This is the day we celebrate a dish that so many of us are familiar with in one incarnation or another, but very few of us have any knowledge of the history of, or even what its name really means! This delicious dish is most basically described as a piece of cheese wrapped in a piece of ham stuffed in a butterflied chicken breast, breaded, and fried. It’s a wonderful combination of flavors and preparation techniques, which has created an iconic dish that always calls back to the restaurants and cafes of Paris.
One of the things you can do to celebrate this day is investigate the many different takes on this recipe from across the world. The recipe is simple enough that it’s unsurprising that it has crossed the world in one form or another, incorporating itself into just about every culture. You can even find instances of it in cultures where the pork aspect is forbidden, so they simply replace it with beef, and leave the rest of the dish intact.
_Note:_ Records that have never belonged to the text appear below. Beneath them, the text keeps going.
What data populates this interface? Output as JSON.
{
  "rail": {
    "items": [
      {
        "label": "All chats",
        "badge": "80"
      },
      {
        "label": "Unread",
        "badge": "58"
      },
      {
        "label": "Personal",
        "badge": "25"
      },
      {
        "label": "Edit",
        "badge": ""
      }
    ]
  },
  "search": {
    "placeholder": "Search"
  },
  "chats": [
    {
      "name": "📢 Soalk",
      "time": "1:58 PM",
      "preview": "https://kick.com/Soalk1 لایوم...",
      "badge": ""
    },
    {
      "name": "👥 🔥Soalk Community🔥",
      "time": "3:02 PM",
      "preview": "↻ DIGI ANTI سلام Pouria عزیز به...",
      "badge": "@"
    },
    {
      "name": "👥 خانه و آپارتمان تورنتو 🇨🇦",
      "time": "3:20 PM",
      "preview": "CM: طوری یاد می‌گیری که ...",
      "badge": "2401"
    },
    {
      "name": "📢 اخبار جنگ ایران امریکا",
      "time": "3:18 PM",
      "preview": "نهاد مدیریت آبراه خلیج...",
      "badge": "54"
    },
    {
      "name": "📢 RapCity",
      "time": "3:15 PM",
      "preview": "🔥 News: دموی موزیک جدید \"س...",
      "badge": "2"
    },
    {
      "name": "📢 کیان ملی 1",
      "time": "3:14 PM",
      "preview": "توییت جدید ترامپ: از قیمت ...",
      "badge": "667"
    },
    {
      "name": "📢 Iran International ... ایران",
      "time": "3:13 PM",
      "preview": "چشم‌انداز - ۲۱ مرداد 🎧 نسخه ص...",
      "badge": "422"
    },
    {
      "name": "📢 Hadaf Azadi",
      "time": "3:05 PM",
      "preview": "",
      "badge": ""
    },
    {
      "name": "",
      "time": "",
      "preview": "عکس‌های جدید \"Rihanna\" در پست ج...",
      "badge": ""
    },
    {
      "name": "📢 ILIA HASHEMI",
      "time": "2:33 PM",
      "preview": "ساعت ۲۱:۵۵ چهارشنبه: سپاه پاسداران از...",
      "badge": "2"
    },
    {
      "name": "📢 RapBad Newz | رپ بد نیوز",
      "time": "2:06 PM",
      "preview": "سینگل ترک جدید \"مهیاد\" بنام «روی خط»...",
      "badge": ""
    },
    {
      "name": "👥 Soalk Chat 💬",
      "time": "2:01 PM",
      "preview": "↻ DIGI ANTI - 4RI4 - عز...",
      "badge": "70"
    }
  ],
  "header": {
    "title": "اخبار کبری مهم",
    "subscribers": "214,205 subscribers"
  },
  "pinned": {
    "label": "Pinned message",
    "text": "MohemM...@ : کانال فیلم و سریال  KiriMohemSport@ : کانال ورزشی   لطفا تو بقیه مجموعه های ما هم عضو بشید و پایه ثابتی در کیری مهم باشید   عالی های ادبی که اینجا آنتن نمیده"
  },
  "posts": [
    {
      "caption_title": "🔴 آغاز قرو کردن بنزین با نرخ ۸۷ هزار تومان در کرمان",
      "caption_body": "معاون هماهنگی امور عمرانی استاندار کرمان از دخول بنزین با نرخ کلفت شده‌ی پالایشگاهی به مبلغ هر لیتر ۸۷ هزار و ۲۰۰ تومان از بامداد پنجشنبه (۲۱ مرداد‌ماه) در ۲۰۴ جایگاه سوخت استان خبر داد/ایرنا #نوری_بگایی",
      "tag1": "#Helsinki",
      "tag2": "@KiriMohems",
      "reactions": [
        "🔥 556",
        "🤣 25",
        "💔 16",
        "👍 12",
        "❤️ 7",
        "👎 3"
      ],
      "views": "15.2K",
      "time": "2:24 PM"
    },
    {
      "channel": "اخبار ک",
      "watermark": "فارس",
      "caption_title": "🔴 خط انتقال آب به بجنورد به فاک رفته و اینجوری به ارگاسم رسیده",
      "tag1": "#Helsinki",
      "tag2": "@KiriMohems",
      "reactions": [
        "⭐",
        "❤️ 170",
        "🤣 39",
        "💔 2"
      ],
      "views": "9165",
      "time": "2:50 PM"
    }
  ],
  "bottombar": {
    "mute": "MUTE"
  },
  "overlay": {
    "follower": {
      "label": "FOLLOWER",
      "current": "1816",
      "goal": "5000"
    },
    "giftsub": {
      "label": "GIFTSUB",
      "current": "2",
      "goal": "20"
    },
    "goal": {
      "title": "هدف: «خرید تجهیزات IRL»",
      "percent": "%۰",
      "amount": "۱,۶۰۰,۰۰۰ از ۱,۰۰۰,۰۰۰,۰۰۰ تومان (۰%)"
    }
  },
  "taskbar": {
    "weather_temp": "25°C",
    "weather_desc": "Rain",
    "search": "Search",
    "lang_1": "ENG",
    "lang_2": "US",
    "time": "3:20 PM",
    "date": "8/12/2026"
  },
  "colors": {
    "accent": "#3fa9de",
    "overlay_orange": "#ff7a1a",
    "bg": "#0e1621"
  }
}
One of the little known facts about Cordon Bleu is that it merely means that the French believed this dish to be of prize winning quality. “Blue Ribbon” being the direct translation, and the implication being much the same as it is in any county fair. This is the impact it had on them, that there was no other name appropriate for this dish than “First place”.
As a celebration of this day, and its auspicious dish, you can try one of a variety of popular variations. There are many, depending on which part of the world you’re calling from, and looking to. The most basic in variations is the chicken being baked instead of fried, which is what seems to be the most common in the Americas.
One variation not commonly known of outside of its home of Switzerland is the Schnitzel Cordon Bleu. The primary difference here is that the meat is thinned out, breaded, and two Schnitzel are put together with ham and cheese between them, the variant here also lies in the selected cheese. Ironically, rather than the Swiss cheese so popular in the French and American versions, this variant instead uses Emmentaler or Gruyere for its dairy portion.
A similar variant comes from Hungary, where veal is used in place of the chicken, but the filling is the same. Rather than being folded as a pocket, instead it is rolled with cheese and ham inside of it. It’s popularly served with mashed potatoes, French fries, or rice, though it’s not unheard of for any other vegetable to accompany the meal, along with breads.
On days where food is celebrated, it’s always good to try to bring a little bit of this days special food into the office, just to spread the joy and flavor of the world’s cuisine. One wonderful way to do this is to create a batch of smaller versions of the food. Cordon Bleu bites are often made by creating bite-size versions and rolling them into bread crumbs, which are deep fried while skewered with a tooth pick.
With all the varieties of Cordon Bleu of the world to choose from, there’s no reason you can’t bring in a selection of flavors from around the world. What better way to celebrate Cordon Bleu day than by introducing all your friends and co-workers to this surprisingly multi-international dish! Even better, you can show them how it doesn’t have to be a complicated dish to prepare, and can share your special recipes with them!